2018 est donc une année de transition pour la pérennité de la filière apicole dans son ensemble car beaucoup d’apiculteurs de loisirs auront baissé les bras. En réalité dans ce jeu de massacre de Darwin et du Hasard, le seul moyen d’avoir envie de continuer, c’est de soustraire Darwin et de le remplacer par l’Amour pour nos abeilles.


* Comptage du varroa : Nous utilisons des planchers Nicot 100 % aéré ce qui permet de positionner un lange graissé pendant 24 H dans les rails sous le plancher. Nous procédons ainsi à un comptage des varroas qui tombent naturellement, si possible avant que les fourmis ne les évacuent !
Des normes construites par des apiculteurs au cours de longues expérimentations permettent de lire le niveau de parasitage des colonies. Il n’est pas sérieux de maudire la terre entière si la pression du varroa n’est pas mesurée.
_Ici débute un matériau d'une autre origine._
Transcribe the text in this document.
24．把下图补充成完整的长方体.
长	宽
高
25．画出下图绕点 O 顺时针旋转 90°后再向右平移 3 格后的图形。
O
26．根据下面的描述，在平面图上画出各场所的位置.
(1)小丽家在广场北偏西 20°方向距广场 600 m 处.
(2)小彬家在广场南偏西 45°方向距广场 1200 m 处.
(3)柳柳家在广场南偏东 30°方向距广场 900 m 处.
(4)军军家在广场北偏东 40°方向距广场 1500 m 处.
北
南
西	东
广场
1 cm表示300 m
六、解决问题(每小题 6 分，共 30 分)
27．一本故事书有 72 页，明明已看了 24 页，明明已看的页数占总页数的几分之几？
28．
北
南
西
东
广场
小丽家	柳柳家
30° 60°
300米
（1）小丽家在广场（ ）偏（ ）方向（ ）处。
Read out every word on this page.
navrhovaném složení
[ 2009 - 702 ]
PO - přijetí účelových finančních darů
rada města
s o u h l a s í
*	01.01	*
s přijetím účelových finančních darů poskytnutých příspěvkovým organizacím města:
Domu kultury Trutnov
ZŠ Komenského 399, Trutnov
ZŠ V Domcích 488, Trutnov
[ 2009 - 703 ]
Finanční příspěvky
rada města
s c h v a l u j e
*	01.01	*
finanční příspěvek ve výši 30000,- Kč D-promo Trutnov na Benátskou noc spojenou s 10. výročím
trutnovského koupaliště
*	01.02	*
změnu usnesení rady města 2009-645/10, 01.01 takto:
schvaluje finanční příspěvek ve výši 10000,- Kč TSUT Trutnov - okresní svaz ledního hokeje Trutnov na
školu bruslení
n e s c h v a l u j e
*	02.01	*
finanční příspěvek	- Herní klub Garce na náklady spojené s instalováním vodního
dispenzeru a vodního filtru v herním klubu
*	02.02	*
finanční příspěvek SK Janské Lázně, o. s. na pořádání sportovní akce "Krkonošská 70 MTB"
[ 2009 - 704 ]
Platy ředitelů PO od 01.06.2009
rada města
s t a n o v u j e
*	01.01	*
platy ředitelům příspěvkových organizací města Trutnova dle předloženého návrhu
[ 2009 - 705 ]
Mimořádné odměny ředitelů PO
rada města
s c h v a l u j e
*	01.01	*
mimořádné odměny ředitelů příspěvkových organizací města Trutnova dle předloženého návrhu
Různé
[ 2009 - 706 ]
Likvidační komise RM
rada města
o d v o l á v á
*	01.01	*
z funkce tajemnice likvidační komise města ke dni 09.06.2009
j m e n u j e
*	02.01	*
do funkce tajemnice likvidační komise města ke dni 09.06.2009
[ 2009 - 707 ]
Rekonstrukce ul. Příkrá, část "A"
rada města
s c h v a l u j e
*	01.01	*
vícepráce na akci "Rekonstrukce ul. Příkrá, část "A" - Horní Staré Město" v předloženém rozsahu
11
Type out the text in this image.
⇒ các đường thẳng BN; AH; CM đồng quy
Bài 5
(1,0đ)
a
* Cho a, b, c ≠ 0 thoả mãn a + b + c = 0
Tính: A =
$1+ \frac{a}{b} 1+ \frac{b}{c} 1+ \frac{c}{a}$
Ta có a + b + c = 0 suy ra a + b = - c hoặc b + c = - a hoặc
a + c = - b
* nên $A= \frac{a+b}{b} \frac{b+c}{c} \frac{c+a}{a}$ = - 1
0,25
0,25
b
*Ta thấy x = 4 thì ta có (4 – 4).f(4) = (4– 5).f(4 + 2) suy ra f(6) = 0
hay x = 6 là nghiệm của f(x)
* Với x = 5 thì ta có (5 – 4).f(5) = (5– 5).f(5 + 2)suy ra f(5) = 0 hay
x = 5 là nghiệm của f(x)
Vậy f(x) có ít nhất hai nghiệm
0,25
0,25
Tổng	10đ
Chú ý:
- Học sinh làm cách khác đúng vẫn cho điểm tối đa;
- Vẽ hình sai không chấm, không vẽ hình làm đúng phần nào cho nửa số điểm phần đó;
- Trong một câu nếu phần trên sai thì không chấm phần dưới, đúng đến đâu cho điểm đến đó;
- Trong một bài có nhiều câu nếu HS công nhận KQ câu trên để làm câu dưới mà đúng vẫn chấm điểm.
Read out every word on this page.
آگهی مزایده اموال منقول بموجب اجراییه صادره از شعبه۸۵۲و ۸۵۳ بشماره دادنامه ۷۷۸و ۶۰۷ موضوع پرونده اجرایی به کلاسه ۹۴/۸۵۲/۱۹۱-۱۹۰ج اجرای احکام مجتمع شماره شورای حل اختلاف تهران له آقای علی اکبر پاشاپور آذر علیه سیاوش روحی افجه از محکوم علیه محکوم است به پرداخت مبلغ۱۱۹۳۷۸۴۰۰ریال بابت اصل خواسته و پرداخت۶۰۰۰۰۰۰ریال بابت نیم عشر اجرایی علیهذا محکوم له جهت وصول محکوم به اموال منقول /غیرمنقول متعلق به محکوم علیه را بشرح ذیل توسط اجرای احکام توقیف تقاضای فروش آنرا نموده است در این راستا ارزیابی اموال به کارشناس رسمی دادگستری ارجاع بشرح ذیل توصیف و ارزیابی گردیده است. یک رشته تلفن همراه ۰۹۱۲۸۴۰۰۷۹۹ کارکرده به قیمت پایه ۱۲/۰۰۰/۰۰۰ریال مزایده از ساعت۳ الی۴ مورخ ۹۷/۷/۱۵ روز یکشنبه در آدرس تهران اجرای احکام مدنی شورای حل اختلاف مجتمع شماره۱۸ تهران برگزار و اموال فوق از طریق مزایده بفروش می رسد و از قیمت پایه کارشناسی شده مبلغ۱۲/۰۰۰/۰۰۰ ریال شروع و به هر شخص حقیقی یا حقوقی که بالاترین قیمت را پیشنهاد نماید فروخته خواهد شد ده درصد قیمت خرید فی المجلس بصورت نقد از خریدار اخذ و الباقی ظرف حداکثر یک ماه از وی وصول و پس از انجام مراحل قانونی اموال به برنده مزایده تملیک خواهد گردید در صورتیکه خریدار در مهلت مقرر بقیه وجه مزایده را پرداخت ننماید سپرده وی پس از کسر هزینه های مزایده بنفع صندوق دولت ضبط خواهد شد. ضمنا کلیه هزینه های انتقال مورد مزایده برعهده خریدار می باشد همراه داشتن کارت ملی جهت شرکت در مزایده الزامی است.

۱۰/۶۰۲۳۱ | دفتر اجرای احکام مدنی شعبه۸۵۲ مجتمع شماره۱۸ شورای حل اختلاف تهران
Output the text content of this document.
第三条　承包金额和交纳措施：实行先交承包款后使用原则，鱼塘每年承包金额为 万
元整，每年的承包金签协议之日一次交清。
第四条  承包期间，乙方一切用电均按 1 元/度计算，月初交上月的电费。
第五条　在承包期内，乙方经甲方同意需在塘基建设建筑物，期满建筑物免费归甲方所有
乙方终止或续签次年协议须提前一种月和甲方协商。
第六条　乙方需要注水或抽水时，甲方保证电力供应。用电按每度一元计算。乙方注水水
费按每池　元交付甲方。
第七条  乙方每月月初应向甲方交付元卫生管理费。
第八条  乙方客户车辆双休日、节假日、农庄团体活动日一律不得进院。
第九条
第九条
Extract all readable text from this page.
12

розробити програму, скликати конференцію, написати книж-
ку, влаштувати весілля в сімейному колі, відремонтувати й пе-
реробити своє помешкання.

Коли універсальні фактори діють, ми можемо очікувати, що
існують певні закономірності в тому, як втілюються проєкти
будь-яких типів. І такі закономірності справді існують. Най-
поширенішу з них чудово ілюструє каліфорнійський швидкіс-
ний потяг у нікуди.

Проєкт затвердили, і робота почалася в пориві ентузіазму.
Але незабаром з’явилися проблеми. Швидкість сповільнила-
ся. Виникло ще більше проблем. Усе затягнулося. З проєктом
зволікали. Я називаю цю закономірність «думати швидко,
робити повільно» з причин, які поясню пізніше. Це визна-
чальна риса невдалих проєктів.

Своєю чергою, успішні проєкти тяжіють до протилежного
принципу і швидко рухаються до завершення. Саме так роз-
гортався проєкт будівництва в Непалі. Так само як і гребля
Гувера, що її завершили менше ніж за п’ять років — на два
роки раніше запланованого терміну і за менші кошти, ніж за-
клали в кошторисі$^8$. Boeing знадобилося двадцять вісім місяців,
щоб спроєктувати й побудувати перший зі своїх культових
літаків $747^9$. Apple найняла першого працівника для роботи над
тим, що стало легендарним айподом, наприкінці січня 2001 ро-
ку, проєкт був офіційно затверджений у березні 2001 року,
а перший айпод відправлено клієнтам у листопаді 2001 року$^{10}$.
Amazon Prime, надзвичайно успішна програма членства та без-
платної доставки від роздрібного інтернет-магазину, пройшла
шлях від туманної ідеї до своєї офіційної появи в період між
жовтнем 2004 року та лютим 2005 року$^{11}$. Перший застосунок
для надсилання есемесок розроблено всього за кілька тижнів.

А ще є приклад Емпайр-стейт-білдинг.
** Buckfast ou Frère Adam : Douceur et productivité, mais aussi « pompes à sirop industriel» en cas de disette alimentaire dans l’environnement selon certains collègues. (https://fr.wikipedia.org/wiki/Buckfast )

mercredi 4 avril 2018

Tournesols 2017 : Mélo en 2 Actes

A - Prologue - La course au tournesol

Acte I - Présentation des actrices
Scène 1 : Nous aimons le nom de ce lieu-dit : Bois Canon, festif en rajoutant un UN, mais incongru en Touraine
Scène 2 : Un chêne magnifique qui n'ombrage plus les moissonneurs, mais les butineuses
Scène 3: Sur la plaine qui s'assèche

Scène 4 : A peut près la même chose, mais sur tournesol bio, et les frelons qui vont avec...

Acte II - Pollinisation
Scene 1 : une au travail



Scène 2 : Deux au travail

Scène 3 : Soleil ! Des milliers au travail !

B - Epilogue
Le bilan de notre saison apicole en Nord est Touraine :
40 Colonies, 40 Kg de Miel qui, cependant, ne peut même pas être qualifié de tournesol !
En réalité c'est plutôt une "perte" d'au moins cent soixante kilos de miels de Forêt, consommés sur place car transhumés avec les colonies dans les hausses,  et qui devait permettre d'élaborer dans un premier temps le miel de Toutes Fleurs (seules les colonies considérées "chétives" donc non transhumantes, auront produit un peu de ce miel dans les autres ruchers).
Plus au sud, chez un collègue, 120 colonies, 120 Kg de Miel, mais pas pour les mêmes raisons.
Dans nos ruchers c'est le Varroa Destructor (parasite et principal fléau des abeilles), qui aura affaiblit nos colonies dès le mois de juin, secondé par les frelons européens et asiatiques.
Au final, ceci n'est pas un sourire mais un smiley narquois pour ce qui s'apparente techniquement à notre pire année de récolte depuis 2011.